06/05/2025
Remaja Papua Hamil di Usia 18 Tahun, Positif HIV dan Sifilis: Diduga Tertular dari Pasangan yang Tak Pernah Diperiksa
Jayapura – Seorang tenaga kesehatan, Arnaldo Guntur Fonataba, membagikan pengalaman mengharukan saat menangani seorang pasien perempuan Papua berusia 18 tahun yang datang dalam kondisi hamil anak pertama dengan usia kandungan 37–38 minggu. Pasien tersebut baru diketahui positif HIV dan baru memulai pengobatan ARV sejak Januari 2025. Kondisinya diperparah dengan diagnosa sifilis reaktif serta adanya kutil kelamin besar (kondiloma) yang menutupi area a**s.
Mirisnya, pasien belum mengetahui status HIV pasangannya, meski telah tinggal bersama selama tiga tahun tanpa ikatan pernikahan. Ia datang ke fasilitas kesehatan hanya ditemani ibunya.
“Dia adalah perempuan Papua, masih sangat muda, dan bayinya nanti adalah generasi penerus Bangsa Papua. Bagaimana nasib bayi itu jika setelah lahir dinyatakan positif HIV juga?” tulis Arnaldo dalam unggahan reflektifnya.
Dokter merencanakan operasi caesar dalam waktu dekat, namun tindakan medis terkendala oleh ketersediaan stok darah yang kosong.

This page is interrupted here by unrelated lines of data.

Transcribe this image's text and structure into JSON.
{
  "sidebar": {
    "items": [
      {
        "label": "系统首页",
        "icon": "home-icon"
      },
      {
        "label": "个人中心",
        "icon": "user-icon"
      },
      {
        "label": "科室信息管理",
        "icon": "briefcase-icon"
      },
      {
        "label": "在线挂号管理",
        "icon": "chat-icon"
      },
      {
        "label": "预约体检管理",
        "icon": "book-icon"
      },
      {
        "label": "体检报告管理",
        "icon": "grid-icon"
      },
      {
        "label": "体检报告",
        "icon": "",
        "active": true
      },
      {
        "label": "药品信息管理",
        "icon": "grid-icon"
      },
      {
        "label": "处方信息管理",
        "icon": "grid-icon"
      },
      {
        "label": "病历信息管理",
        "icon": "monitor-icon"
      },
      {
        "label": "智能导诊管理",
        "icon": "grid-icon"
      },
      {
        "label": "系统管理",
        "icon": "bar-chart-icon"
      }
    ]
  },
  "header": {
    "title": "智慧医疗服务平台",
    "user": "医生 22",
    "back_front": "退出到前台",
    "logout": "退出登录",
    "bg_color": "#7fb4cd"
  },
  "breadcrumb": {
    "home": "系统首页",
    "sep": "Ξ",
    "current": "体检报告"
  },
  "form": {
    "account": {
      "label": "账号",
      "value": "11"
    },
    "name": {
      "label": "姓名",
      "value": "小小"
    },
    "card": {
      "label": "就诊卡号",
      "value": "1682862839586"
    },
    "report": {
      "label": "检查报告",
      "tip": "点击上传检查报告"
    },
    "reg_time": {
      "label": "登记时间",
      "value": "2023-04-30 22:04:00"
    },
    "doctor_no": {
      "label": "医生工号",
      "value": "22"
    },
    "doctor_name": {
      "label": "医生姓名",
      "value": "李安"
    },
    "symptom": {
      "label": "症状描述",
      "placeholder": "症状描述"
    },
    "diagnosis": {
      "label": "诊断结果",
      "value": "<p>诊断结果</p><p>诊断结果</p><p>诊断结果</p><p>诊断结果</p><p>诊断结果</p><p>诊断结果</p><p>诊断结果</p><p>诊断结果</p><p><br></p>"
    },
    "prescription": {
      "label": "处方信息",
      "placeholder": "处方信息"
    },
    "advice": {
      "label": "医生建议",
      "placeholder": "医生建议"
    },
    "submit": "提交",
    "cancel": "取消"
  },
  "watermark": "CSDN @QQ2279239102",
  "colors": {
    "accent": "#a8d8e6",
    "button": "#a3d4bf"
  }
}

Selain itu, juga direncanakan pengangkatan kutil kelamin.
Unggahan ini menuai respons luas dari netizen. “Sayang sekali, semoga cepat pulih si adeknya,” tulis seorang warganet. Sementara lainnya menambahkan, “Tuhan jaga kami perempuan Papua. Kami yang akan melahirkan generasi Papua.”
Kisah ini menjadi pengingat keras tentang pentingnya edukasi kesehatan seksual, pemeriksaan status kesehatan sebelum menikah, dan perlindungan bagi perempuan muda Papua.